Last week in Victoria, a woman who drove to a park to run was cautioned by police. Like with most of the new laws ruling our lives, there’s significant confusion over whether driving to a park to exercise is allowed – the state’s chief medical officer has said it’s OK if there is nowhere closer to home, but premier Daniel Andrews has discouraged it. I understand the critical importance of the lockdown at the moment, but given their unequal distribution, some leeway here to allow people access to parks is a worthwhile goal.
Parks have always served an important public health function in cities – giving us space to exercise and be out in the sun, nurturing our physical and mental health. These functions are all the more critical now.
City of Sydney councillor Jess Miller suggested last week state governments consider opening locked-up green spaces – such as racing tracks and golf courses – for socially distanced exercise in congested urban areas. In some foreign cities, streets are being closed to traffic to allow more space for walking.
We should think carefully now about how we can improve everyone’s access to nature, both during this period and beyond it.

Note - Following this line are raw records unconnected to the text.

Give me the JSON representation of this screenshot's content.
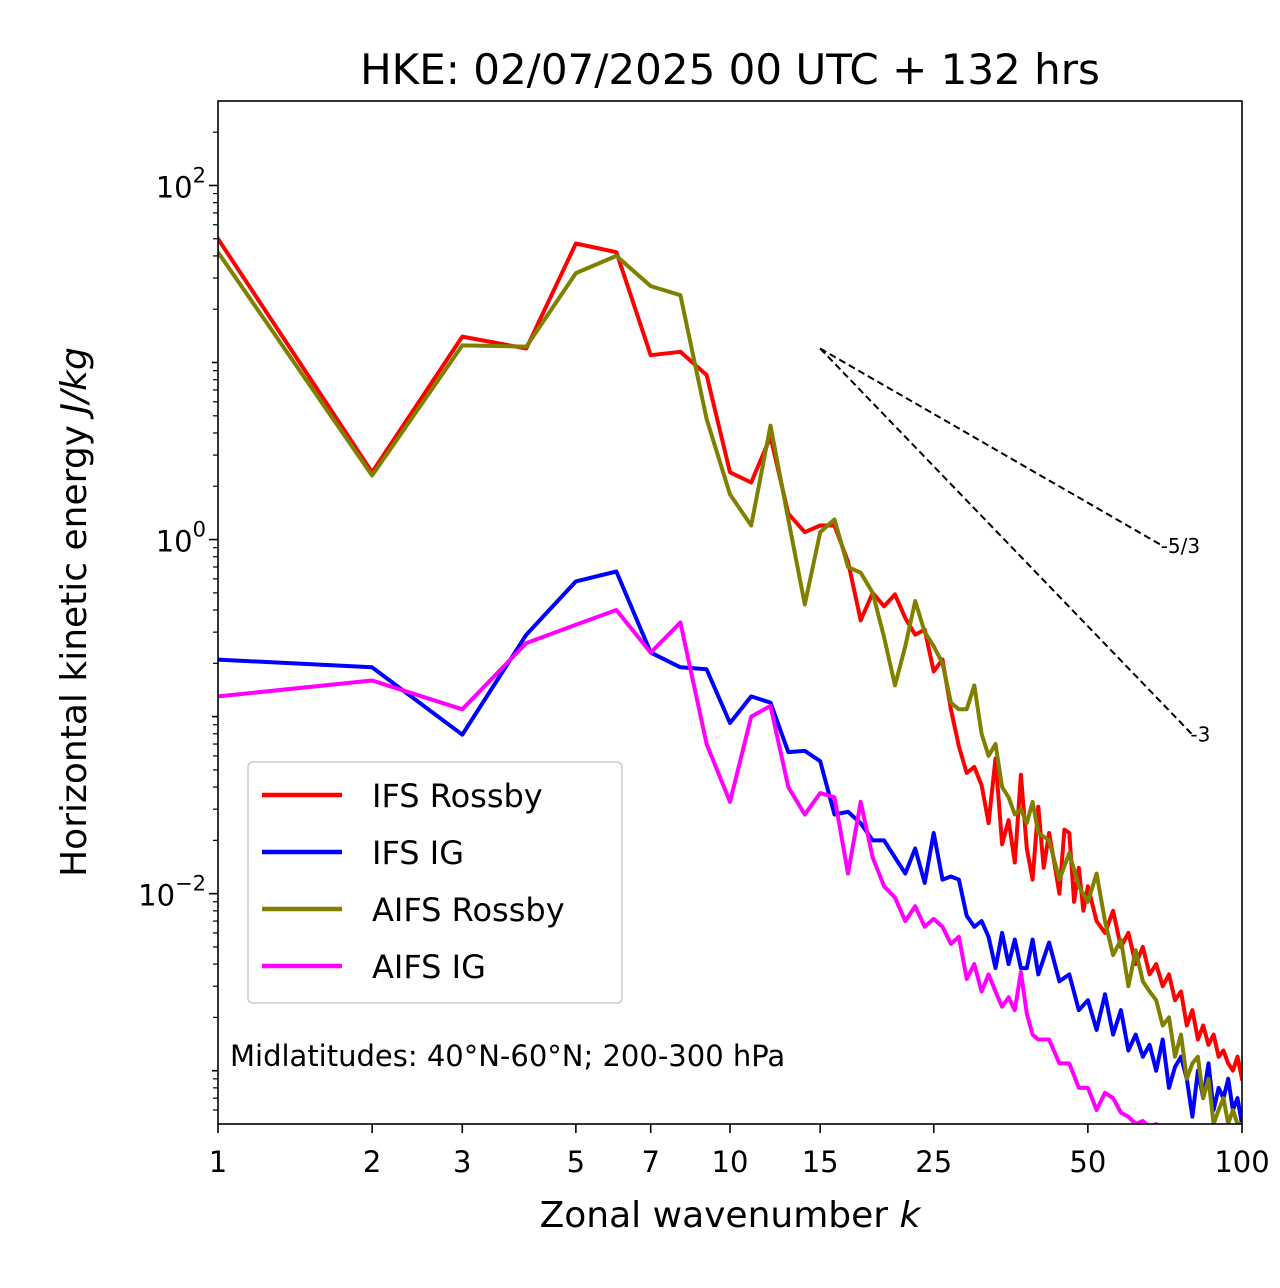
{
  "chart_data": {
    "type": "line",
    "title": "HKE: 02/07/2025 00 UTC + 132 hrs",
    "xlabel": "Zonal wavenumber",
    "xlabel_var": "k",
    "ylabel": "Horizontal kinetic energy",
    "ylabel_unit": "J/kg",
    "xscale": "log",
    "yscale": "log",
    "xlim": [
      1,
      100
    ],
    "ylim": [
      0.0005,
      300
    ],
    "x_ticks": [
      1,
      2,
      3,
      5,
      7,
      10,
      15,
      25,
      50,
      100
    ],
    "x_tick_labels": [
      "1",
      "2",
      "3",
      "5",
      "7",
      "10",
      "15",
      "25",
      "50",
      "100"
    ],
    "y_ticks": [
      0.01,
      1,
      100
    ],
    "y_tick_base": "10",
    "y_tick_exponents": [
      "−2",
      "0",
      "2"
    ],
    "grid": false,
    "legend_position": "lower-left",
    "annotation": "Midlatitudes: 40°N-60°N; 200-300 hPa",
    "reference_slopes": [
      {
        "label": "-5/3",
        "slope": -1.6667,
        "x_start": 15,
        "y_start": 12,
        "x_end": 70
      },
      {
        "label": "-3",
        "slope": -3,
        "x_start": 15,
        "y_start": 12,
        "x_end": 80
      }
    ],
    "series": [
      {
        "name": "IFS Rossby",
        "color": "#ff0000",
        "x": [
          1,
          2,
          3,
          4,
          5,
          6,
          7,
          8,
          9,
          10,
          11,
          12,
          13,
          14,
          15,
          16,
          17,
          18,
          19,
          20,
          21,
          22,
          23,
          24,
          25,
          26,
          27,
          28,
          29,
          30,
          31,
          32,
          33,
          34,
          35,
          36,
          37,
          38,
          39,
          40,
          41,
          42,
          43,
          44,
          45,
          46,
          47,
          48,
          49,
          50,
          52,
          54,
          56,
          58,
          60,
          62,
          64,
          66,
          68,
          70,
          72,
          74,
          76,
          78,
          80,
          82,
          84,
          86,
          88,
          90,
          92,
          94,
          96,
          98,
          100
        ],
        "values": [
          50,
          2.4,
          14,
          12,
          47,
          42,
          11,
          11.5,
          8.5,
          2.4,
          2.1,
          3.8,
          1.4,
          1.1,
          1.2,
          1.2,
          0.75,
          0.35,
          0.5,
          0.42,
          0.49,
          0.36,
          0.29,
          0.31,
          0.18,
          0.21,
          0.11,
          0.068,
          0.048,
          0.052,
          0.041,
          0.025,
          0.058,
          0.019,
          0.026,
          0.015,
          0.047,
          0.018,
          0.012,
          0.031,
          0.014,
          0.022,
          0.015,
          0.01,
          0.023,
          0.022,
          0.009,
          0.014,
          0.008,
          0.011,
          0.007,
          0.006,
          0.008,
          0.005,
          0.006,
          0.004,
          0.005,
          0.0035,
          0.004,
          0.003,
          0.0035,
          0.0025,
          0.0028,
          0.0018,
          0.0022,
          0.0015,
          0.0018,
          0.0014,
          0.0016,
          0.0012,
          0.0013,
          0.0011,
          0.001,
          0.0012,
          0.0009
        ]
      },
      {
        "name": "IFS IG",
        "color": "#0000ff",
        "x": [
          1,
          2,
          3,
          4,
          5,
          6,
          7,
          8,
          9,
          10,
          11,
          12,
          13,
          14,
          15,
          16,
          17,
          18,
          19,
          20,
          21,
          22,
          23,
          24,
          25,
          26,
          27,
          28,
          29,
          30,
          31,
          32,
          33,
          34,
          35,
          36,
          37,
          38,
          39,
          40,
          42,
          44,
          46,
          48,
          50,
          52,
          54,
          56,
          58,
          60,
          62,
          64,
          66,
          68,
          70,
          72,
          74,
          76,
          78,
          80,
          82,
          84,
          86,
          88,
          90,
          92,
          94,
          96,
          98,
          100
        ],
        "values": [
          0.21,
          0.19,
          0.079,
          0.29,
          0.58,
          0.66,
          0.23,
          0.19,
          0.185,
          0.092,
          0.13,
          0.12,
          0.063,
          0.064,
          0.056,
          0.028,
          0.029,
          0.025,
          0.02,
          0.02,
          0.016,
          0.013,
          0.018,
          0.0115,
          0.022,
          0.012,
          0.0125,
          0.012,
          0.0075,
          0.0065,
          0.007,
          0.0057,
          0.0038,
          0.006,
          0.004,
          0.0055,
          0.0038,
          0.0038,
          0.0055,
          0.0035,
          0.0053,
          0.0032,
          0.0035,
          0.0022,
          0.0025,
          0.0017,
          0.0027,
          0.0016,
          0.0022,
          0.0013,
          0.0016,
          0.0012,
          0.0014,
          0.001,
          0.0015,
          0.0008,
          0.00105,
          0.0012,
          0.0009,
          0.00055,
          0.001,
          0.0007,
          0.0011,
          0.0006,
          0.0008,
          0.0007,
          0.0009,
          0.0006,
          0.0007,
          0.0005
        ]
      },
      {
        "name": "AIFS Rossby",
        "color": "#808000",
        "x": [
          1,
          2,
          3,
          4,
          5,
          6,
          7,
          8,
          9,
          10,
          11,
          12,
          13,
          14,
          15,
          16,
          17,
          18,
          19,
          20,
          21,
          22,
          23,
          24,
          25,
          26,
          27,
          28,
          29,
          30,
          31,
          32,
          33,
          34,
          35,
          36,
          37,
          38,
          39,
          40,
          42,
          44,
          46,
          48,
          50,
          52,
          54,
          56,
          58,
          60,
          62,
          64,
          66,
          68,
          70,
          72,
          74,
          76,
          78,
          80,
          82,
          84,
          86,
          88,
          90,
          92,
          94,
          96,
          98,
          100
        ],
        "values": [
          42,
          2.3,
          12.5,
          12.3,
          32,
          40,
          27,
          24,
          4.8,
          1.8,
          1.2,
          4.4,
          1.3,
          0.43,
          1.1,
          1.3,
          0.7,
          0.65,
          0.5,
          0.28,
          0.15,
          0.25,
          0.45,
          0.3,
          0.25,
          0.2,
          0.12,
          0.11,
          0.11,
          0.15,
          0.08,
          0.06,
          0.07,
          0.04,
          0.035,
          0.028,
          0.03,
          0.025,
          0.033,
          0.022,
          0.02,
          0.012,
          0.017,
          0.011,
          0.009,
          0.013,
          0.007,
          0.0045,
          0.0055,
          0.003,
          0.0048,
          0.0032,
          0.0028,
          0.0025,
          0.0018,
          0.002,
          0.0012,
          0.0016,
          0.0009,
          0.0011,
          0.0012,
          0.0007,
          0.0009,
          0.0005,
          0.0006,
          0.0007,
          0.0005,
          0.0006,
          0.0005,
          0.0005
        ]
      },
      {
        "name": "AIFS IG",
        "color": "#ff00ff",
        "x": [
          1,
          2,
          3,
          4,
          5,
          6,
          7,
          8,
          9,
          10,
          11,
          12,
          13,
          14,
          15,
          16,
          17,
          18,
          19,
          20,
          21,
          22,
          23,
          24,
          25,
          26,
          27,
          28,
          29,
          30,
          31,
          32,
          33,
          34,
          35,
          36,
          37,
          38,
          39,
          40,
          42,
          44,
          46,
          48,
          50,
          52,
          54,
          56,
          58,
          60,
          62,
          64,
          66,
          68,
          70,
          72,
          74,
          76,
          78,
          80,
          82,
          84,
          86,
          88,
          90,
          92,
          94,
          96,
          98,
          100
        ],
        "values": [
          0.13,
          0.16,
          0.11,
          0.26,
          0.33,
          0.4,
          0.23,
          0.34,
          0.07,
          0.033,
          0.1,
          0.115,
          0.04,
          0.028,
          0.037,
          0.035,
          0.013,
          0.033,
          0.016,
          0.011,
          0.0095,
          0.007,
          0.0085,
          0.0065,
          0.0072,
          0.0065,
          0.0052,
          0.0057,
          0.0033,
          0.004,
          0.0028,
          0.0035,
          0.0028,
          0.0023,
          0.0026,
          0.0022,
          0.0036,
          0.0021,
          0.0016,
          0.0015,
          0.0015,
          0.0011,
          0.0011,
          0.0008,
          0.0008,
          0.0006,
          0.00075,
          0.0007,
          0.00058,
          0.00055,
          0.0005,
          0.00052,
          0.00048,
          0.0005,
          0.00045,
          0.00047,
          0.00044,
          0.00046,
          0.00043,
          0.00045,
          0.00042,
          0.00044,
          0.00041,
          0.00043,
          0.0004,
          0.00042,
          0.0004,
          0.00041,
          0.0004,
          0.0004
        ]
      }
    ]
  }
}
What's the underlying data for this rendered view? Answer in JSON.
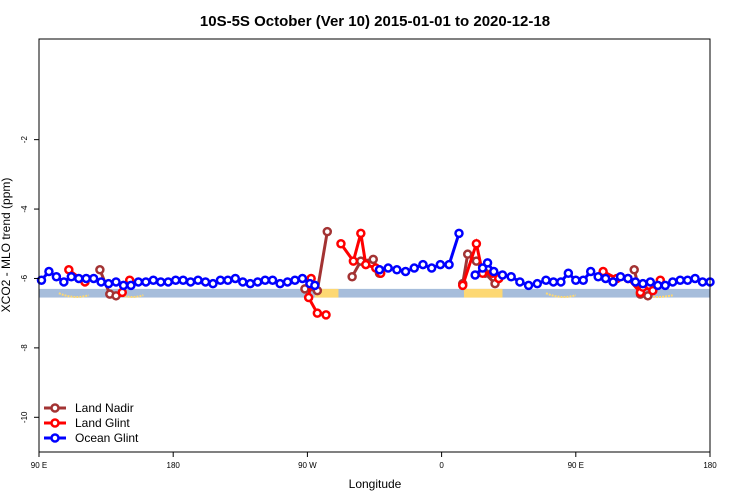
{
  "chart_data": {
    "type": "line",
    "title": "10S-5S October (Ver 10)   2015-01-01 to 2020-12-18",
    "xlabel": "Longitude",
    "ylabel": "XCO2 - MLO trend (ppm)",
    "xlim": [
      -90,
      180
    ],
    "ylim": [
      -11,
      0.9
    ],
    "x_ticks": [
      {
        "value": -90,
        "label": "90 E"
      },
      {
        "value": -36,
        "label": "180"
      },
      {
        "value": 18,
        "label": "90 W"
      },
      {
        "value": 72,
        "label": "0"
      },
      {
        "value": 126,
        "label": "90 E"
      },
      {
        "value": 180,
        "label": "180"
      }
    ],
    "y_ticks": [
      {
        "value": -2,
        "label": "-2"
      },
      {
        "value": -4,
        "label": "-4"
      },
      {
        "value": -6,
        "label": "-6"
      },
      {
        "value": -8,
        "label": "-8"
      },
      {
        "value": -10,
        "label": "-10"
      }
    ],
    "grid": false,
    "legend_position": "bottom-left",
    "land_band": {
      "y_range": [
        -6.55,
        -6.3
      ],
      "ocean_color": "#a6bddb",
      "land_color": "#fdd873",
      "land_segments": [
        [
          21,
          30.5
        ],
        [
          81,
          96.5
        ]
      ],
      "islands": [
        [
          -82,
          -70
        ],
        [
          -59,
          -48
        ],
        [
          114,
          126
        ],
        [
          150,
          165
        ]
      ]
    },
    "series": [
      {
        "name": "Land Nadir",
        "color": "#a33333",
        "segments": [
          [
            [
              -65.5,
              -5.75
            ],
            [
              -61.5,
              -6.45
            ],
            [
              -59,
              -6.5
            ]
          ],
          [
            [
              17,
              -6.3
            ],
            [
              22,
              -6.35
            ],
            [
              26,
              -4.65
            ]
          ],
          [
            [
              36,
              -5.95
            ],
            [
              39.5,
              -5.5
            ],
            [
              44.5,
              -5.45
            ],
            [
              47,
              -5.85
            ]
          ],
          [
            [
              80.5,
              -6.15
            ],
            [
              82.5,
              -5.3
            ],
            [
              86,
              -5.5
            ],
            [
              89.5,
              -5.85
            ],
            [
              93.5,
              -6.15
            ]
          ],
          [
            [
              149.5,
              -5.75
            ],
            [
              152,
              -6.45
            ],
            [
              155,
              -6.5
            ]
          ]
        ]
      },
      {
        "name": "Land Glint",
        "color": "#ff0000",
        "segments": [
          [
            [
              -78,
              -5.75
            ],
            [
              -71.5,
              -6.1
            ]
          ],
          [
            [
              -56.5,
              -6.4
            ],
            [
              -53.5,
              -6.05
            ]
          ],
          [
            [
              19.5,
              -6.0
            ],
            [
              18.5,
              -6.55
            ],
            [
              22,
              -7.0
            ],
            [
              25.5,
              -7.05
            ]
          ],
          [
            [
              31.5,
              -5.0
            ],
            [
              36.5,
              -5.5
            ],
            [
              39.5,
              -4.7
            ],
            [
              41.5,
              -5.6
            ],
            [
              45.5,
              -5.7
            ],
            [
              47.5,
              -5.85
            ]
          ],
          [
            [
              80.5,
              -6.2
            ],
            [
              86,
              -5.0
            ],
            [
              88.5,
              -5.85
            ],
            [
              92.5,
              -5.85
            ],
            [
              95,
              -6.0
            ]
          ],
          [
            [
              137,
              -5.8
            ],
            [
              142.5,
              -6.0
            ],
            [
              147,
              -6.0
            ],
            [
              152,
              -6.4
            ]
          ],
          [
            [
              153,
              -6.25
            ],
            [
              157,
              -6.35
            ],
            [
              160,
              -6.05
            ]
          ]
        ]
      },
      {
        "name": "Ocean Glint",
        "color": "#0000ff",
        "segments": [
          [
            [
              -89,
              -6.05
            ],
            [
              -86,
              -5.8
            ],
            [
              -83,
              -5.95
            ],
            [
              -80,
              -6.1
            ],
            [
              -77,
              -5.95
            ],
            [
              -74,
              -6.0
            ],
            [
              -71,
              -6.0
            ],
            [
              -68,
              -6.0
            ],
            [
              -65,
              -6.1
            ],
            [
              -62,
              -6.15
            ],
            [
              -59,
              -6.1
            ],
            [
              -56,
              -6.2
            ],
            [
              -53,
              -6.2
            ],
            [
              -50,
              -6.1
            ],
            [
              -47,
              -6.1
            ],
            [
              -44,
              -6.05
            ],
            [
              -41,
              -6.1
            ],
            [
              -38,
              -6.1
            ],
            [
              -35,
              -6.05
            ],
            [
              -32,
              -6.05
            ],
            [
              -29,
              -6.1
            ],
            [
              -26,
              -6.05
            ],
            [
              -23,
              -6.1
            ],
            [
              -20,
              -6.15
            ],
            [
              -17,
              -6.05
            ],
            [
              -14,
              -6.05
            ],
            [
              -11,
              -6.0
            ],
            [
              -8,
              -6.1
            ],
            [
              -5,
              -6.15
            ],
            [
              -2,
              -6.1
            ],
            [
              1,
              -6.05
            ],
            [
              4,
              -6.05
            ],
            [
              7,
              -6.15
            ],
            [
              10,
              -6.1
            ],
            [
              13,
              -6.05
            ],
            [
              16,
              -6.0
            ],
            [
              19,
              -6.15
            ],
            [
              21,
              -6.2
            ]
          ],
          [
            [
              47,
              -5.75
            ],
            [
              50.5,
              -5.7
            ],
            [
              54,
              -5.75
            ],
            [
              57.5,
              -5.8
            ],
            [
              61,
              -5.7
            ],
            [
              64.5,
              -5.6
            ],
            [
              68,
              -5.7
            ],
            [
              71.5,
              -5.6
            ],
            [
              75,
              -5.6
            ],
            [
              79,
              -4.7
            ]
          ],
          [
            [
              85.5,
              -5.9
            ],
            [
              88.5,
              -5.7
            ],
            [
              90.5,
              -5.55
            ],
            [
              93,
              -5.8
            ],
            [
              96.5,
              -5.9
            ],
            [
              100,
              -5.95
            ],
            [
              103.5,
              -6.1
            ],
            [
              107,
              -6.2
            ],
            [
              110.5,
              -6.15
            ],
            [
              114,
              -6.05
            ],
            [
              117,
              -6.1
            ],
            [
              120,
              -6.1
            ],
            [
              123,
              -5.85
            ],
            [
              126,
              -6.05
            ],
            [
              129,
              -6.05
            ],
            [
              132,
              -5.8
            ],
            [
              135,
              -5.95
            ],
            [
              138,
              -6.0
            ],
            [
              141,
              -6.1
            ],
            [
              144,
              -5.95
            ],
            [
              147,
              -6.0
            ],
            [
              150,
              -6.1
            ],
            [
              153,
              -6.15
            ],
            [
              156,
              -6.1
            ],
            [
              159,
              -6.2
            ],
            [
              162,
              -6.2
            ],
            [
              165,
              -6.1
            ],
            [
              168,
              -6.05
            ],
            [
              171,
              -6.05
            ],
            [
              174,
              -6.0
            ],
            [
              177,
              -6.1
            ],
            [
              180,
              -6.1
            ]
          ]
        ]
      }
    ]
  }
}
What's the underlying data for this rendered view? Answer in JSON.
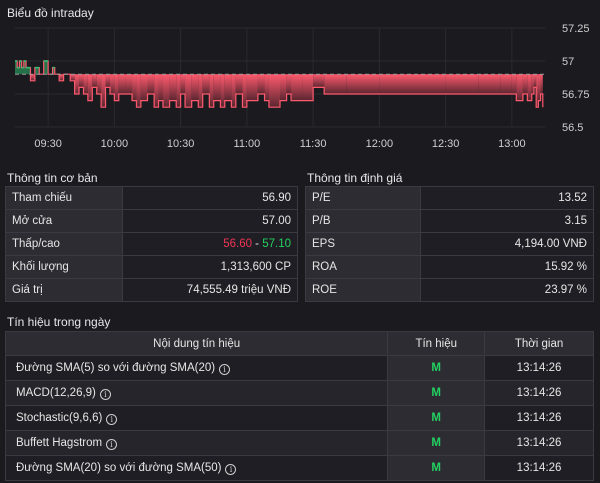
{
  "chart_section_title": "Biểu đồ intraday",
  "chart_data": {
    "type": "area",
    "baseline": 56.9,
    "ylim": [
      56.5,
      57.25
    ],
    "yticks": [
      "57.25",
      "57",
      "56.75",
      "56.5"
    ],
    "xticks": [
      "09:30",
      "10:00",
      "10:30",
      "11:00",
      "11:30",
      "12:00",
      "12:30",
      "13:00"
    ],
    "xrange": [
      "09:15",
      "13:15"
    ],
    "colors": {
      "above": "#2ebd6f",
      "below": "#ff5a6e",
      "below_fade": "#5a2630",
      "baseline": "#9a9a9a"
    },
    "series": [
      {
        "x": [
          "09:15",
          "09:16",
          "09:17",
          "09:18",
          "09:19",
          "09:20",
          "09:21",
          "09:22",
          "09:24",
          "09:26",
          "09:28",
          "09:30",
          "09:32",
          "09:33",
          "09:35",
          "09:37",
          "09:40",
          "09:42",
          "09:44",
          "09:46",
          "09:48",
          "09:50",
          "09:52",
          "09:54",
          "09:56",
          "09:58",
          "10:00",
          "10:02",
          "10:05",
          "10:08",
          "10:10",
          "10:12",
          "10:15",
          "10:18",
          "10:20",
          "10:22",
          "10:25",
          "10:28",
          "10:30",
          "10:32",
          "10:35",
          "10:38",
          "10:40",
          "10:43",
          "10:45",
          "10:48",
          "10:50",
          "10:53",
          "10:55",
          "10:58",
          "11:00",
          "11:03",
          "11:05",
          "11:08",
          "11:10",
          "11:15",
          "11:18",
          "11:20",
          "11:25",
          "11:30",
          "11:35",
          "11:45",
          "12:00",
          "12:15",
          "12:30",
          "12:45",
          "12:55",
          "13:00",
          "13:02",
          "13:05",
          "13:07",
          "13:09",
          "13:10",
          "13:11",
          "13:12",
          "13:13",
          "13:14"
        ],
        "y": [
          57.0,
          56.95,
          57.0,
          56.95,
          57.0,
          56.95,
          56.95,
          56.85,
          56.95,
          56.9,
          57.0,
          56.9,
          56.95,
          56.9,
          56.85,
          56.9,
          56.85,
          56.75,
          56.8,
          56.75,
          56.7,
          56.8,
          56.75,
          56.65,
          56.8,
          56.75,
          56.7,
          56.75,
          56.75,
          56.7,
          56.65,
          56.7,
          56.75,
          56.65,
          56.7,
          56.65,
          56.7,
          56.65,
          56.75,
          56.65,
          56.7,
          56.65,
          56.75,
          56.65,
          56.7,
          56.65,
          56.7,
          56.65,
          56.75,
          56.65,
          56.7,
          56.7,
          56.75,
          56.7,
          56.65,
          56.7,
          56.75,
          56.7,
          56.7,
          56.8,
          56.75,
          56.75,
          56.75,
          56.75,
          56.75,
          56.75,
          56.75,
          56.75,
          56.7,
          56.75,
          56.7,
          56.75,
          56.8,
          56.65,
          56.7,
          56.75,
          56.65
        ]
      }
    ]
  },
  "basic_info": {
    "title": "Thông tin cơ bản",
    "ref_label": "Tham chiếu",
    "ref_value": "56.90",
    "open_label": "Mở cửa",
    "open_value": "57.00",
    "range_label": "Thấp/cao",
    "low_value": "56.60",
    "range_sep": " - ",
    "high_value": "57.10",
    "volume_label": "Khối lượng",
    "volume_value": "1,313,600 CP",
    "value_label": "Giá trị",
    "value_value": "74,555.49 triệu VNĐ"
  },
  "valuation_info": {
    "title": "Thông tin định giá",
    "pe_label": "P/E",
    "pe_value": "13.52",
    "pb_label": "P/B",
    "pb_value": "3.15",
    "eps_label": "EPS",
    "eps_value": "4,194.00 VNĐ",
    "roa_label": "ROA",
    "roa_value": "15.92 %",
    "roe_label": "ROE",
    "roe_value": "23.97 %"
  },
  "signals": {
    "title": "Tín hiệu trong ngày",
    "header_content": "Nội dung tín hiệu",
    "header_signal": "Tín hiệu",
    "header_time": "Thời gian",
    "rows": [
      {
        "name": "Đường SMA(5) so với đường SMA(20)",
        "signal": "M",
        "time": "13:14:26"
      },
      {
        "name": "MACD(12,26,9)",
        "signal": "M",
        "time": "13:14:26"
      },
      {
        "name": "Stochastic(9,6,6)",
        "signal": "M",
        "time": "13:14:26"
      },
      {
        "name": "Buffett Hagstrom",
        "signal": "M",
        "time": "13:14:26"
      },
      {
        "name": "Đường SMA(20) so với đường SMA(50)",
        "signal": "M",
        "time": "13:14:26"
      }
    ],
    "info_icon": "info-circle-icon"
  }
}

Moments in nature, as Odell chronicled in her book, also offer us space to refocus our attention in a time of anxiety. Once she started noticing birds in the public garden, she writes, she started seeing them everywhere.
“I remember specifically feeling comforted by the presence of these strange birds [a pair of night herons], like I could look up from the horrifying maelstrom of that day’s Twitter and they’d probably be there, unmoving.”
It’s not just the exercise and sunshine and gossip my own moments outside are providing right now. It’s not just a literally different perspective than the confines of my house. Sandstone and shale cliffs formed in the Triassic period, grand trees planted long before I was born, and the flocks of cockatoos that scream overhead unawares as I strain for one more sit-up – all offer a bit of much-needed perspective on a crisis that will, eventually, pass.